The US on Wednesday congratulated Pakistani Prime Minister Shehbaz Sharif, newly elected following the weekend ouster of Imran Khan, who accused Washington of involvement in a conspiracy to force him from power.
Khan was dismissed Sunday after losing a no-confidence vote, and Sharif elected by Pakistan lawmakers the following day.
“The US congratulates newly elected Pakistani Prime Minister Shehbaz Sharif and we look forward to continuing our long-standing cooperation with Pakistan's government,” US Secretary of State Antony Blinken said in a statement.
“The US views a strong, prosperous, and democratic Pakistan as essential for the interests of both of our countries.”
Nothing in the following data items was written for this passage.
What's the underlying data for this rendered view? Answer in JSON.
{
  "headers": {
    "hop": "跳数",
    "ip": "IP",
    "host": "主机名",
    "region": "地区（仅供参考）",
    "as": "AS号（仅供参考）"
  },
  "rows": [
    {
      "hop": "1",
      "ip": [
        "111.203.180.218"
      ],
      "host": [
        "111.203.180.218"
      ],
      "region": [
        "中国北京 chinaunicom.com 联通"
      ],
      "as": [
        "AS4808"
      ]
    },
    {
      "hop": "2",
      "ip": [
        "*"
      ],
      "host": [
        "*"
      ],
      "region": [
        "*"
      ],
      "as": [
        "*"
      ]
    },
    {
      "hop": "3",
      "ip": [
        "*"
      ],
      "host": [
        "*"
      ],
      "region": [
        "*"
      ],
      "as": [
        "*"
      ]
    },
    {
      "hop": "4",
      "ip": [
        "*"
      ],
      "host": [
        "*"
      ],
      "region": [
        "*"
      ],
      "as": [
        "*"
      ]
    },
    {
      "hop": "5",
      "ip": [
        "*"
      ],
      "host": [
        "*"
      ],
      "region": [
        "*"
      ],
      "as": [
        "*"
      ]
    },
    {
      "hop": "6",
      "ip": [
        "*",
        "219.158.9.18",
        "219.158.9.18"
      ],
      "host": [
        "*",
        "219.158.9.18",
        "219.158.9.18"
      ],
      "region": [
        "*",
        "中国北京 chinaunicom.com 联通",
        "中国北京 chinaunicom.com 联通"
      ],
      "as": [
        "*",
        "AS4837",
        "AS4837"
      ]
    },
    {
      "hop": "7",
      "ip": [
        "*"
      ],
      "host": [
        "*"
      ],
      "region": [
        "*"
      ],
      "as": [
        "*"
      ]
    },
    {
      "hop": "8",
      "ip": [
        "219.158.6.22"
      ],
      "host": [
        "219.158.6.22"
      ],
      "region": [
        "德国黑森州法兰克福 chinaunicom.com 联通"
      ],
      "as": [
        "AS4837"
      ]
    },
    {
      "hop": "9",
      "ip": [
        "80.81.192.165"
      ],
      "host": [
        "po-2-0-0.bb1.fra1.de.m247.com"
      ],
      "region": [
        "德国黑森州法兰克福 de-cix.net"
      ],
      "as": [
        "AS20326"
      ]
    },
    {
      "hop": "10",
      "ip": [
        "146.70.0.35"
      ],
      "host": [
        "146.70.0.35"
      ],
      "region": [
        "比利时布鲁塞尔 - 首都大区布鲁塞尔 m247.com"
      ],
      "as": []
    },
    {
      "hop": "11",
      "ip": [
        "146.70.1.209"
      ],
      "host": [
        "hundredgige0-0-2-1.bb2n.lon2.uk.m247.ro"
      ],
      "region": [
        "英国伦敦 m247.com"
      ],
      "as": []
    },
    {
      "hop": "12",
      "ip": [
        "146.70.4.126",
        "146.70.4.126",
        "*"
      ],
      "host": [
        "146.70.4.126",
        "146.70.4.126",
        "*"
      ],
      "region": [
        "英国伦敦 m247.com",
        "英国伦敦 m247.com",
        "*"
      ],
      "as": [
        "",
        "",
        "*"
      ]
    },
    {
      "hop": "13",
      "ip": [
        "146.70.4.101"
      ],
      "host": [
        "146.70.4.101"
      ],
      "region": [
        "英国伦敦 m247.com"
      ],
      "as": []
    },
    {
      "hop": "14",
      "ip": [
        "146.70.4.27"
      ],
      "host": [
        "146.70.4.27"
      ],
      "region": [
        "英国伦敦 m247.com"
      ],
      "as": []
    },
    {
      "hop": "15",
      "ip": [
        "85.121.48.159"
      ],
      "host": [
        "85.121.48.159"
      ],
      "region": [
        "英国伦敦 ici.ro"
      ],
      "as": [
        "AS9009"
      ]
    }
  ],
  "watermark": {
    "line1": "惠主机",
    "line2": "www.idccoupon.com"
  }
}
No prime minister has ever served a full term in Pakistan, but Khan is the first to lose office via a vote of no-confidence -- a defeat he has not taken well.
He tried everything to stay in power after losing his majority in parliament, including dissolving the assembly and calling a fresh election.
But the Supreme Court deemed all his actions illegal and ordered lawmakers to reconvene and vote.
Khan insists he has been the victim of a “regime change” conspiracy involving Washington and his opponents, an accusation the US has vehemently denied.
The cricket star-turned-politician has vowed to take his fight to the streets in the hope of forcing an early election.
Sharif promised an investigation into Khan's allegations.
“If an iota of evidence is provided against us, I will immediately resign,” he told parliament.
He may also rethink Pakistan's global alignment, which drifted away from Washington under Khan and closer to Russia and China -- a vital economic partner.